Марк погрузился в себя и не занимался больше Райским, а Райский, напротив, вглядывался в него, изучал выражение лица, следил за движениями, стараясь помочь фантазии, которая по обыкновению рисовала портрет за портретом с этой новой личностью.
«Слава богу! — думал он, — кажется, не я один такой праздный, не определившийся, ни на чем не остановившийся человек. Вот что-то похожее: бродит, не примиряется с судьбой, ничего на делает (я хоть рисую и хочу писать роман), по лицу видно, что ничем и никем не доволен… Что же он такое? Такая же жертва разлада, как я? Вечно в борьбе, между двух огней? С одной стороны, фантазия обольщает, возводит все в идеал: людей, природу, всю жизнь, все явления, а с другой — холодный анализ разрушает все — и не дает забываться, жить: оттуда вечное недовольством холод…То ли он, или другое что-нибудь?..»
Он вглядывался в дремлющего Марка, у Леонтья тоже слипались глаза.
— Пора домой, — сказал Райский. — Прощай, Леонтий!
— Куда же я его дену? — спросил Козлов, указывая на Марка.
— Оставь его тут..
— Да, оставь козла в огороде! А книги-то? Если б можно было передвинуть его с креслом сюда, в темненькую комнату, да запереть! — мечтал Козлов, но тотчас же отказался от этой мечты. — С ним после и не разделаешься! — сказал он, — да еще, по жалуй, проснется ночью, кровлю с дома снесет!
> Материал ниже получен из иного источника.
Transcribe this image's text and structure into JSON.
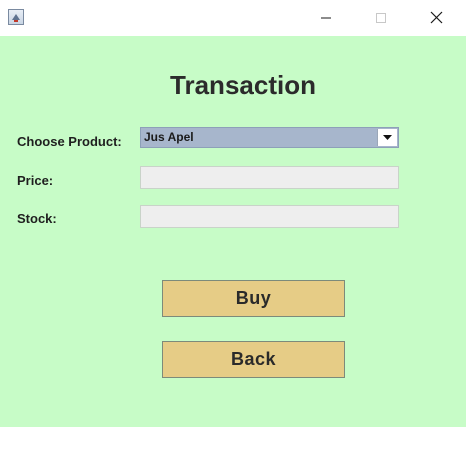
{
  "window": {
    "icon": "java-app-icon",
    "controls": {
      "minimize": "minimize-icon",
      "maximize": "maximize-icon",
      "close": "close-icon"
    }
  },
  "form": {
    "title": "Transaction",
    "product_label": "Choose Product:",
    "product_selected": "Jus Apel",
    "price_label": "Price:",
    "price_value": "",
    "stock_label": "Stock:",
    "stock_value": ""
  },
  "buttons": {
    "buy_label": "Buy",
    "back_label": "Back"
  },
  "colors": {
    "panel_background": "#c7fcc7",
    "button_fill": "#e6cc86",
    "combo_fill": "#a7b6cc",
    "field_fill": "#eeeeee"
  }
}
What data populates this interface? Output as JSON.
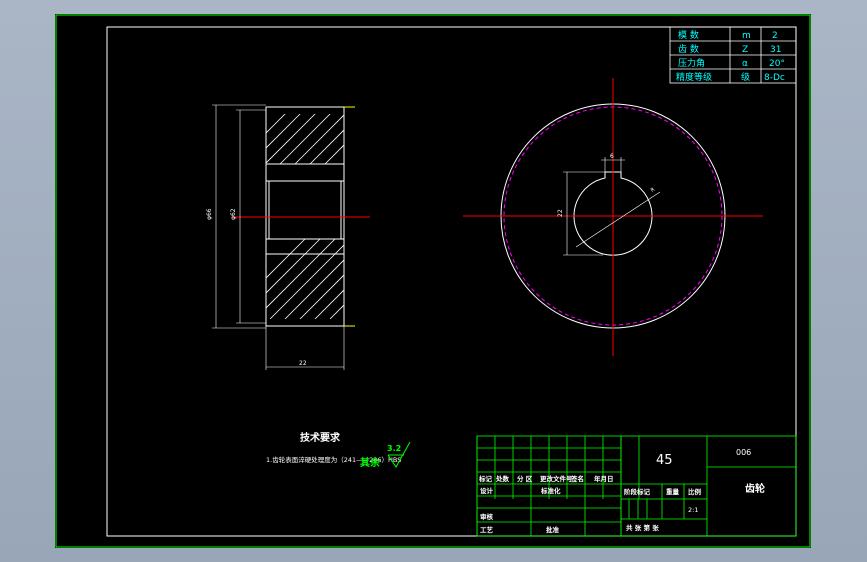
{
  "params_table": {
    "rows": [
      {
        "name": "模  数",
        "symbol": "m",
        "value": "2"
      },
      {
        "name": "齿  数",
        "symbol": "Z",
        "value": "31"
      },
      {
        "name": "压力角",
        "symbol": "α",
        "value": "20°"
      },
      {
        "name": "精度等级",
        "symbol": "级",
        "value": "8-Dc"
      }
    ]
  },
  "section_view": {
    "dim_outer": "φ66",
    "dim_pitch": "φ62",
    "dim_width": "22"
  },
  "front_view": {
    "dim_bore": "22",
    "dim_key": "6",
    "dim_r": "R"
  },
  "tech_requirements": {
    "title": "技术要求",
    "item1": "1.齿轮表面淬硬处理度为（241——286）HBS",
    "roughness_value": "3.2",
    "roughness_label": "其余"
  },
  "title_block": {
    "material": "45",
    "drawing_no": "006",
    "part_name": "齿轮",
    "scale": "2:1",
    "headers": [
      "标记",
      "处数",
      "分 区",
      "更改文件号",
      "签名",
      "年月日"
    ],
    "design": "设计",
    "standardize": "标准化",
    "review": "审核",
    "process": "工艺",
    "approve": "批准",
    "stage_mark": "阶段标记",
    "weight": "重量",
    "ratio": "比例",
    "sheets": "共  张  第  张"
  },
  "colors": {
    "background": "#000000",
    "frame": "#ffffff",
    "title_block": "#00ff00",
    "centerline": "#ff0000",
    "dimension": "#ffffff",
    "addendum_circle": "#ff00ff",
    "hatch": "#ffffff",
    "roughness": "#00ff00"
  }
}
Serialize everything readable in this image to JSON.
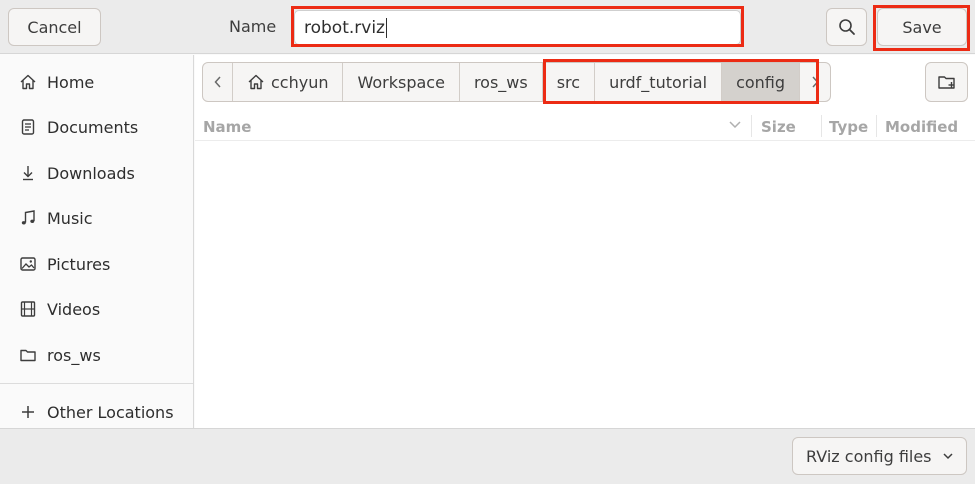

Марк вдруг засмеялся, услыхав последние слова, и быстро вскочил на ноги.
— И я с вами пойду, — сказал он Райскому и, надевши фуражку, в одно мгновение выскочил из окна, но прежде задул свечку у Леонтья, сказав:
— Тебе спать пора: не сиди по ночам. Смотри, у тебя опять рожа желтая и глаза ввалились!
Райский последовал, хотя не так проворно, его примеру, и оба тем же путем, через садик, и перелезши опять через забор, вышли на улицу.
— Послушайте, — сказал Марк, — мне есть хочется: у Леонтья ничего нет. Не поможете ли вы мне осадить какай-нибудь трактир?
— Пожалуй, но это можно сделать и без осады…
Нет, теперь поздно, так не дадут — особенно когда узнают, что я тут: надо взять с бою. Закричим: «Пожар!», тогда отворят, а мы и войдем.
— Потом выгонят.
— Нет, уже это напрасно: не впустить меня еще можно, а когда я войду, так уж не выгонишь!
— Осадить! Ночной шум — как это можно? — сказал Райский.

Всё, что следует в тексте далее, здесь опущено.